English
The checksum of the UDP segment is computed over :
a pseudo header :rfc:`2460` containing the source address, the destination address, the packet length encoded as a 32 bits number and a 32 bits bit field containing the three most significant bytes set to 0 and the low order byte set to 17
the entire UDP segment, including its header
Several types of applications rely on UDP. As a rule of thumb, UDP is used for applications where delay must be minimized or losses can be recovered by the application itself. A first class of the UDP-based applications are applications where the client sends a short request and expects a quick and short answer. The :term:`DNS` is an example of a UDP application that is often used in the wide area. However, in local area networks, many distributed systems rely on Remote Procedure Call (:term:`RPC`) that is often used on top of UDP. In Unix environments, the Network File System (:term:`NFS`) is built on top of RPC and runs frequently on top of UDP. A second class of UDP-based applications are the interactive computer games that need to frequently exchange small messages, such as the player's location or their recent actions.

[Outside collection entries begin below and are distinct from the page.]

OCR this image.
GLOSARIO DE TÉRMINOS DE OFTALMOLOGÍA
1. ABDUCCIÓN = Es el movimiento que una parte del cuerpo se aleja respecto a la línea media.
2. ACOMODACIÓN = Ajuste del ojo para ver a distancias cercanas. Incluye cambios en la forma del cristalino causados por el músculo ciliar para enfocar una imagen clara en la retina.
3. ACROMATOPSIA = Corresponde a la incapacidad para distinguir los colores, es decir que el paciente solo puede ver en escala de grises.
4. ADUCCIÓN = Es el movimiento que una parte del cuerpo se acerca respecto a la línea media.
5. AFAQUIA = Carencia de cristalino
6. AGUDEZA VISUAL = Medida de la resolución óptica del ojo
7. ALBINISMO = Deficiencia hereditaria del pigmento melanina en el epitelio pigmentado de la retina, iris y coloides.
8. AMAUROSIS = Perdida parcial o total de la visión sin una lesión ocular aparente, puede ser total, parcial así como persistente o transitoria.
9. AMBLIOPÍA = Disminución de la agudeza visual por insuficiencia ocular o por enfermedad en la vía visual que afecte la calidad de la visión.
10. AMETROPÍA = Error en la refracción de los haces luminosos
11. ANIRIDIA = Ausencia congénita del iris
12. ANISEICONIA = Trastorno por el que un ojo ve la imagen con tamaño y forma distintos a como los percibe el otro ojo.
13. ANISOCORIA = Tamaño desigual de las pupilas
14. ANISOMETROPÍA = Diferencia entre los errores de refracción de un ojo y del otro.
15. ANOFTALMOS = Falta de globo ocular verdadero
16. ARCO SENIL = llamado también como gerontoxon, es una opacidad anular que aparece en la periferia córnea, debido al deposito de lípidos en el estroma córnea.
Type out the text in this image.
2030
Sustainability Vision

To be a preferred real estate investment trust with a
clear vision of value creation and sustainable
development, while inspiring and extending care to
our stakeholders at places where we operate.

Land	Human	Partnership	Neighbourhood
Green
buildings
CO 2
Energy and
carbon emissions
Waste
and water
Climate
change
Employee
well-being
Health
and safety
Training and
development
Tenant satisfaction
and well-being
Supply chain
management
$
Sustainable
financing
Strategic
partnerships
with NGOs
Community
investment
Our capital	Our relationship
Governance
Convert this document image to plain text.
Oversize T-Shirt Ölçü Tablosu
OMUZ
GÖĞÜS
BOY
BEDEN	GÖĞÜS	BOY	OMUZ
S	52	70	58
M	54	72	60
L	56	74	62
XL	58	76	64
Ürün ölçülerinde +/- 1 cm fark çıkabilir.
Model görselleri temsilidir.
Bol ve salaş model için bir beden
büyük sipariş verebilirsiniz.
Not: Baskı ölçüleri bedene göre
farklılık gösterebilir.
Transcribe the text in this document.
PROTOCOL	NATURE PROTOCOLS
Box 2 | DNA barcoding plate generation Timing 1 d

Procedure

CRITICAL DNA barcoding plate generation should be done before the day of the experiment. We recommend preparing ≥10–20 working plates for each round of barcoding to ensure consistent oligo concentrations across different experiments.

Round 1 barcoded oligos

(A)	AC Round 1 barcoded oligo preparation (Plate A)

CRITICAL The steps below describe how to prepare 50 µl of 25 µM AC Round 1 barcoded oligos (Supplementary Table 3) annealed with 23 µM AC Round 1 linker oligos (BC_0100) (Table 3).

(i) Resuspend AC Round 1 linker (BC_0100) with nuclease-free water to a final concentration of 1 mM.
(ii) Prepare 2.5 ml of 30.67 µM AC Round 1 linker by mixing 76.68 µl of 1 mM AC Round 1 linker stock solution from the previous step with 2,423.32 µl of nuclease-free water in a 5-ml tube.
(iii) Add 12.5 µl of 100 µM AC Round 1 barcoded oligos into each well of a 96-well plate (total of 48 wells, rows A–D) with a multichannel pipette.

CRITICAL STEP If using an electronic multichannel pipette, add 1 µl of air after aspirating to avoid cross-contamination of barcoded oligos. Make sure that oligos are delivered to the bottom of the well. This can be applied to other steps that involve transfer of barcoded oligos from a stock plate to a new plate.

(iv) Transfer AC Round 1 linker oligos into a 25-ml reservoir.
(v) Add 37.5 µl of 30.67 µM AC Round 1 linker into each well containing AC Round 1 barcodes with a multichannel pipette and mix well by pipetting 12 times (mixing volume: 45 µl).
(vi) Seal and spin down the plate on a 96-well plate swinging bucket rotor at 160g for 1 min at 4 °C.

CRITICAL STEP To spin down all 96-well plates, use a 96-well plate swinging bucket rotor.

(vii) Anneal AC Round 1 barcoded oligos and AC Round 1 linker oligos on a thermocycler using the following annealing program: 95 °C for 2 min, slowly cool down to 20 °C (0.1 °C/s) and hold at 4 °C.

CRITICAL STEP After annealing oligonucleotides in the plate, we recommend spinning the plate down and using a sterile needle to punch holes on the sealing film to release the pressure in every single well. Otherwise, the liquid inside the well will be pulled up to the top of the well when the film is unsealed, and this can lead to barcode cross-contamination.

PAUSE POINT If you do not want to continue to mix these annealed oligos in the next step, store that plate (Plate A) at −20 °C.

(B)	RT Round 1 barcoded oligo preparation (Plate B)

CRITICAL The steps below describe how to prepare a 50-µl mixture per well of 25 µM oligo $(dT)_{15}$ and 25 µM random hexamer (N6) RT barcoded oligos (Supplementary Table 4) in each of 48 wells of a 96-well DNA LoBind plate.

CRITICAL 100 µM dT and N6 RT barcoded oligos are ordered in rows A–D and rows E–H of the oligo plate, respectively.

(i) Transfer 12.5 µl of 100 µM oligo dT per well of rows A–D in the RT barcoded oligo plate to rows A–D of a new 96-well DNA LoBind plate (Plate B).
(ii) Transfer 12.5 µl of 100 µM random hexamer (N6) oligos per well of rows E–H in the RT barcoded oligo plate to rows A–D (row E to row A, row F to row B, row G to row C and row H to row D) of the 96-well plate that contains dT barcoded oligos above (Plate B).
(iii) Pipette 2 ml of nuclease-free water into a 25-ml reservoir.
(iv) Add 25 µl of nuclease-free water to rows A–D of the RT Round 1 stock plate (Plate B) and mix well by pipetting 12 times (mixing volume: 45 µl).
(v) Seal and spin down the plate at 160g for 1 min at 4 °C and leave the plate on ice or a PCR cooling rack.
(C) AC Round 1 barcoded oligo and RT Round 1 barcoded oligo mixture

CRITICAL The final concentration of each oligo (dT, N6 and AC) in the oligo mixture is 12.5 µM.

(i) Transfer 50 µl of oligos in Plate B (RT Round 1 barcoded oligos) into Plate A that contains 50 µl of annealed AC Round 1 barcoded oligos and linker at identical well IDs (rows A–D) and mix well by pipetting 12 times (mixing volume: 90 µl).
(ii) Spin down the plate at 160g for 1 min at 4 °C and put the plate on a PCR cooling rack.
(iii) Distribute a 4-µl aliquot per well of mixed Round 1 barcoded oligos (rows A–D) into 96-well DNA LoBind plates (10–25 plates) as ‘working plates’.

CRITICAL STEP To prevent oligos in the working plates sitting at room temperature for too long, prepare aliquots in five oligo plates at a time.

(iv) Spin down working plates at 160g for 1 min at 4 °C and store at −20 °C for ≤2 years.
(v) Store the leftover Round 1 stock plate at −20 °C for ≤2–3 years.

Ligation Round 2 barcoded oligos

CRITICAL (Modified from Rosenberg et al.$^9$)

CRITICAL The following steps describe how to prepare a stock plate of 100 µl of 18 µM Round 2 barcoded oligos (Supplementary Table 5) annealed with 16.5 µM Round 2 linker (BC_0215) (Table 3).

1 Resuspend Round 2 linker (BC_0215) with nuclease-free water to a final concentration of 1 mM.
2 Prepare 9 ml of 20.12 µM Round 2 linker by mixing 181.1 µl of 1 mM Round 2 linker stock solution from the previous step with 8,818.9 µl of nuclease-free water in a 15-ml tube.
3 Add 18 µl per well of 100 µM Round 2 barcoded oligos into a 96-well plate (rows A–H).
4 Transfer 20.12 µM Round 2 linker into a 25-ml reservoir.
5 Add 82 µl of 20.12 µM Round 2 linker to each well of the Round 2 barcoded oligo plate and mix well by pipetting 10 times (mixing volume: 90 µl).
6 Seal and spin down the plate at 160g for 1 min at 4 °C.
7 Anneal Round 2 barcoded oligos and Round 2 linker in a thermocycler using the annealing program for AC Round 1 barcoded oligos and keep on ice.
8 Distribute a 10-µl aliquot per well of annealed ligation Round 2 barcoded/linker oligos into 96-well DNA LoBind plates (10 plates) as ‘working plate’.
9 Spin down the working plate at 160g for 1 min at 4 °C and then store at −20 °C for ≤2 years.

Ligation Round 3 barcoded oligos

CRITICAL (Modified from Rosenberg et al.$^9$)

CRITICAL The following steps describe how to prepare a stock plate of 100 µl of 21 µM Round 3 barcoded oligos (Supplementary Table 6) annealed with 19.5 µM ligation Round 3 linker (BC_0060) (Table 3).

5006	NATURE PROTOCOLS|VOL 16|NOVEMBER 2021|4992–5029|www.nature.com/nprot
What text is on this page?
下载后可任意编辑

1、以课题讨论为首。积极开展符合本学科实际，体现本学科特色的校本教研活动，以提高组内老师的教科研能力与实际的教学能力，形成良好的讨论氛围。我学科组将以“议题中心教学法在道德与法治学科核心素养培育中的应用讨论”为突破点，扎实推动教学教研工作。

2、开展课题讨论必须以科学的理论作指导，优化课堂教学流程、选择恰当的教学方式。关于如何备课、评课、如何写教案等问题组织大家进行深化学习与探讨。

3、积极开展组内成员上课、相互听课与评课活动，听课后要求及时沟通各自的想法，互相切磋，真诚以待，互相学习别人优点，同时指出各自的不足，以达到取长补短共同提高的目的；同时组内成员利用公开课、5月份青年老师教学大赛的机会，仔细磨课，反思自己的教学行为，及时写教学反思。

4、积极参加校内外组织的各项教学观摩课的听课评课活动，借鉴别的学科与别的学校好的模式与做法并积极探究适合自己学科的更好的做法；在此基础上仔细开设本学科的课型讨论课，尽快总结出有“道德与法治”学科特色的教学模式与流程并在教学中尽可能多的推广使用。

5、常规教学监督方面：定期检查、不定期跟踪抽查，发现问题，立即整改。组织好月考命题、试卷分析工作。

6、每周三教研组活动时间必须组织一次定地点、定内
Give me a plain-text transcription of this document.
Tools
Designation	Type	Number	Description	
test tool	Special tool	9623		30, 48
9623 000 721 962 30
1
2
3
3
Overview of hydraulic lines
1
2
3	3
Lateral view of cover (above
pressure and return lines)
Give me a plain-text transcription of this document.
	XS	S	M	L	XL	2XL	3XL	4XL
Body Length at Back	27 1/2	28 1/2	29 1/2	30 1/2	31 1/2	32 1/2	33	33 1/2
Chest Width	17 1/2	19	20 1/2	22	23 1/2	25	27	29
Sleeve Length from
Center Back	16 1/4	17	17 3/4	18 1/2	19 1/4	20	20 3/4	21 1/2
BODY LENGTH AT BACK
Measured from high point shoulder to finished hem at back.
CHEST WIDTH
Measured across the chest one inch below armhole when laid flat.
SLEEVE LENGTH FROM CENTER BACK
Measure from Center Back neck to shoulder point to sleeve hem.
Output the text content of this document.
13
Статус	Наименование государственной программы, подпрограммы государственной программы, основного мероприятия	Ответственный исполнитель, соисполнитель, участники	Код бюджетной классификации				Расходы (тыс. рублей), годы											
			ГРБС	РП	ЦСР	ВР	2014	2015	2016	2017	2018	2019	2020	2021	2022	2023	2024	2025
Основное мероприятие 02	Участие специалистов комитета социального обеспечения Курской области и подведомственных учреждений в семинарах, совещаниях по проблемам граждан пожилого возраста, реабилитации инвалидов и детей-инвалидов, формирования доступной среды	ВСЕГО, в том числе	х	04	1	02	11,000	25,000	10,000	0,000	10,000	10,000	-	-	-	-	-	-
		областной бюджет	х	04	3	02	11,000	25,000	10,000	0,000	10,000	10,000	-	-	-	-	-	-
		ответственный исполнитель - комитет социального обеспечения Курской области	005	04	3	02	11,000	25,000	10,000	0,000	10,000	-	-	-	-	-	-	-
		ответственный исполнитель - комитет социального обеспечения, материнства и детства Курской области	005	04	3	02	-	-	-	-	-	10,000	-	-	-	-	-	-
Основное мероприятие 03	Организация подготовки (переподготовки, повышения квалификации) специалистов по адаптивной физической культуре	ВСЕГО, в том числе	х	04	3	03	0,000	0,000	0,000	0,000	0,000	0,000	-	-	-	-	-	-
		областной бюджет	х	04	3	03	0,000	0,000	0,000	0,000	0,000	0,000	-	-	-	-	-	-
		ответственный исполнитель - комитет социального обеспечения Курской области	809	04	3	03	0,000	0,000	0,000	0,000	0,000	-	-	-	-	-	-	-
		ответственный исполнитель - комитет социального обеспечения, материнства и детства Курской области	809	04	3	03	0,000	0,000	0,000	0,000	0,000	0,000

Many of these games use UDP to minimize the delay and can recover from losses. A third class of applications are multimedia applications such as interactive Voice over IP or interactive Video over IP. These interactive applications expect a delay shorter than about 200 milliseconds between the sender and the receiver and can recover from losses directly inside the application.
Footnotes
This limitation is due to the fact that the network layer cannot transport packets that are larger than 64 KBytes. As UDP does not include any segmentation/reassembly mechanism, it cannot split a SDU before sending it. The UDP header consumes 8 bytes and the IPv6 header 60. With IPv4, the IPv4 header only consumes 20 bytes and thus the maximum UDP payload size is 65507 bytes.